À l’issue des délibérations, le vice-président du Comité de pilotage a remis le document validé au coordonnateur du Pagir, Thomas Bandia, lequel a salué « un jalon essentiel pour la suite du programme ». La Banque mondiale procédera maintenant à l’évaluation proprement dite.
Le processus, qui s’étend sur plusieurs mois, croisera collecte de données, interviews de parties prenantes et analyses statistiques. Les premiers résultats sont attendus avant la fin de 2026 et serviront de base à un plan d’action prioritaire soumis au gouvernement.
Plusieurs observateurs estiment que l’exercice arrive à point nommé, alors que Brazzaville renforce sa coopération régionale au sein de la CEMAC et négocie des partenariats structurants dans les infrastructures routières, l’énergie et le numérique.

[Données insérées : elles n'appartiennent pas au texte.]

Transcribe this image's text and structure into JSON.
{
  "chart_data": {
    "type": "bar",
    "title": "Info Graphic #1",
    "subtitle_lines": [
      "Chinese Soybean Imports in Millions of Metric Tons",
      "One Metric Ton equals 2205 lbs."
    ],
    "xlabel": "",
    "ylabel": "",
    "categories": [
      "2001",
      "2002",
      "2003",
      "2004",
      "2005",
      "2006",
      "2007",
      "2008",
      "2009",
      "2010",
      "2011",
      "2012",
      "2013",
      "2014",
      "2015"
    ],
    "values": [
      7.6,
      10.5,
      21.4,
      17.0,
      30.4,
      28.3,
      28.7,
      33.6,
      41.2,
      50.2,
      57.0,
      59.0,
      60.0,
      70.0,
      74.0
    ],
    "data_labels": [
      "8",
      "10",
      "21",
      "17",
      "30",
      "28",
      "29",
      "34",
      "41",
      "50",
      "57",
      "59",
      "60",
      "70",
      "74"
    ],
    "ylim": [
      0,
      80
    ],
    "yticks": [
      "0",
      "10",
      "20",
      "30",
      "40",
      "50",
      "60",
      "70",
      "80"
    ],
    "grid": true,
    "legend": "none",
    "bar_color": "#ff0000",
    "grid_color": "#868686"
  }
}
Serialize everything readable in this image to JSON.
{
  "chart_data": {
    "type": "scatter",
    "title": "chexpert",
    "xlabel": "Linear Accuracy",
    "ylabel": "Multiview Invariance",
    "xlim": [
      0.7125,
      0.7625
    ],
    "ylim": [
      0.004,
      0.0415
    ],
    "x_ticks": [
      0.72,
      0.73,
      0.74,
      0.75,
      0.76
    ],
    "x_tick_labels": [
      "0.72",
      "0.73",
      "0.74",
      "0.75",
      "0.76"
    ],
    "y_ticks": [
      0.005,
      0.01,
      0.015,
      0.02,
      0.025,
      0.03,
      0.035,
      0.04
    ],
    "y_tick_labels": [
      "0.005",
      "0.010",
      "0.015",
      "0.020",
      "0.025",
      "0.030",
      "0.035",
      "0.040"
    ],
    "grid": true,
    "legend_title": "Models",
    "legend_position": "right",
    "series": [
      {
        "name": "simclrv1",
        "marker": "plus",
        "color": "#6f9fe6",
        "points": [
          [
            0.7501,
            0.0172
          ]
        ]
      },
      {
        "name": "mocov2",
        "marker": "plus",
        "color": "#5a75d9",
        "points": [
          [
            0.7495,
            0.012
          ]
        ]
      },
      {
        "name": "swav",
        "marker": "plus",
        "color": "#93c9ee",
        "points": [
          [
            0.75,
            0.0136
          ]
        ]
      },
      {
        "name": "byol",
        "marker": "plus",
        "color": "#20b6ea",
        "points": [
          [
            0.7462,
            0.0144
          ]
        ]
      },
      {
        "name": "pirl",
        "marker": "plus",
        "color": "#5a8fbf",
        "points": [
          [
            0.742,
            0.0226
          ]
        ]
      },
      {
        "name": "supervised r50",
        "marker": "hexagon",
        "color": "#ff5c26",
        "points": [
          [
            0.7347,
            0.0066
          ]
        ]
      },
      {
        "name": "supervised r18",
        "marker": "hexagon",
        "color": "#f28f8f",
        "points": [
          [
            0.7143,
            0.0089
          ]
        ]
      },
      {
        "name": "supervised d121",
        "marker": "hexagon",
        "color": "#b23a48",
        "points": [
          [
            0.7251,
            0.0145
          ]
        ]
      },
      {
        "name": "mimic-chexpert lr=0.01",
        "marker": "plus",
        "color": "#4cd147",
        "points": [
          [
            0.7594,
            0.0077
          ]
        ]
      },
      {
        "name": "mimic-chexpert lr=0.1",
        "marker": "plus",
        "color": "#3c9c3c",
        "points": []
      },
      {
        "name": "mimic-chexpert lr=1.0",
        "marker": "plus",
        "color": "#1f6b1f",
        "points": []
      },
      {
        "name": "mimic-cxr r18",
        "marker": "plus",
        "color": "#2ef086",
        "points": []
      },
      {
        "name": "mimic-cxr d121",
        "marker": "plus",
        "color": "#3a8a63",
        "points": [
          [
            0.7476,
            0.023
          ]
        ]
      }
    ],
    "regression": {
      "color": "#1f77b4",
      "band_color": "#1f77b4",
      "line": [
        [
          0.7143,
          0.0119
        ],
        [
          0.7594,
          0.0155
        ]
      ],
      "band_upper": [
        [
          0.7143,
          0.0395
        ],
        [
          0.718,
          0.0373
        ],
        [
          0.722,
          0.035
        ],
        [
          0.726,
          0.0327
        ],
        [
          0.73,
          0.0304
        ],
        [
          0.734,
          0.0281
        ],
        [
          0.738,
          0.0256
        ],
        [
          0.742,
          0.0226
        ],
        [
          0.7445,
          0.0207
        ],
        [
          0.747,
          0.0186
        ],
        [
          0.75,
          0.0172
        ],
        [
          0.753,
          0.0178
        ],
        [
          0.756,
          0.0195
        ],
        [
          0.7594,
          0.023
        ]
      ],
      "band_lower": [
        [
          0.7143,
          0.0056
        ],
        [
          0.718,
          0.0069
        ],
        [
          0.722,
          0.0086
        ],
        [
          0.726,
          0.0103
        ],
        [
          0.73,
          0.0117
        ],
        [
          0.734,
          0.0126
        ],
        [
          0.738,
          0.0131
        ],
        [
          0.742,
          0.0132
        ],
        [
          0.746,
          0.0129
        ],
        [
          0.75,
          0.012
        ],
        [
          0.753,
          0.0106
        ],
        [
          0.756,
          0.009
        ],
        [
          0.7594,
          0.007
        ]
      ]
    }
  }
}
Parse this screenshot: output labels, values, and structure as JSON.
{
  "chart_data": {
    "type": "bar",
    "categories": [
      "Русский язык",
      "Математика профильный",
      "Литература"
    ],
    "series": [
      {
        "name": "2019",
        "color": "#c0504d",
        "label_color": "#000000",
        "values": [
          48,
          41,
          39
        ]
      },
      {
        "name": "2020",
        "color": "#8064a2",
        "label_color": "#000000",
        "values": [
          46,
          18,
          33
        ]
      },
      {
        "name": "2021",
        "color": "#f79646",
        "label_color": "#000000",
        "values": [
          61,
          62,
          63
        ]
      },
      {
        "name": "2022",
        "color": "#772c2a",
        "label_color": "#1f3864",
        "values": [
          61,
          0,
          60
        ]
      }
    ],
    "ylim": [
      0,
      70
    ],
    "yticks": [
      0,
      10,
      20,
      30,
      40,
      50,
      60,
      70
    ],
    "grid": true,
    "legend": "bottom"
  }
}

Une commande publique performante constitue un argument supplémentaire de crédibilité.
Prochaines étapes et portée économique
Sur le terrain, les opérateurs s’attendent à une réduction des délais d’attribution et à une meilleure prévisibilité budgétaire. « Nous pourrons ajuster nos offres avec plus de sérénité », anticipe un entrepreneur du BTP, rappelant que les coûts de soumission restent élevés en l’absence d’information stable.
De son côté, la société civile, représentée lors de l’atelier, promet de suivre la mise en œuvre des recommandations. « La transparence ne s’arrête pas à la rédaction d’un document », prévient une militante, insistant sur la publication régulière des données dans un format accessible.
Les autorités affichent leur détermination : la réforme des marchés publics figure parmi les engagements pris devant les partenaires multilatéraux et la jeunesse congolaise. Elle s’inscrit dans l’agenda de modernisation des finances publiques voulu par le président Denis Sassou Nguesso.
Avec la matrice validée, le Congo-Brazzaville dispose désormais d’un baromètre précis pour mesurer ses progrès, ajuster ses procédures et attirer davantage d’investissements structurants. Le rendez-vous est pris pour l’évaluation 2026, dont les conclusions devraient orienter une nouvelle étape de gouvernance efficace.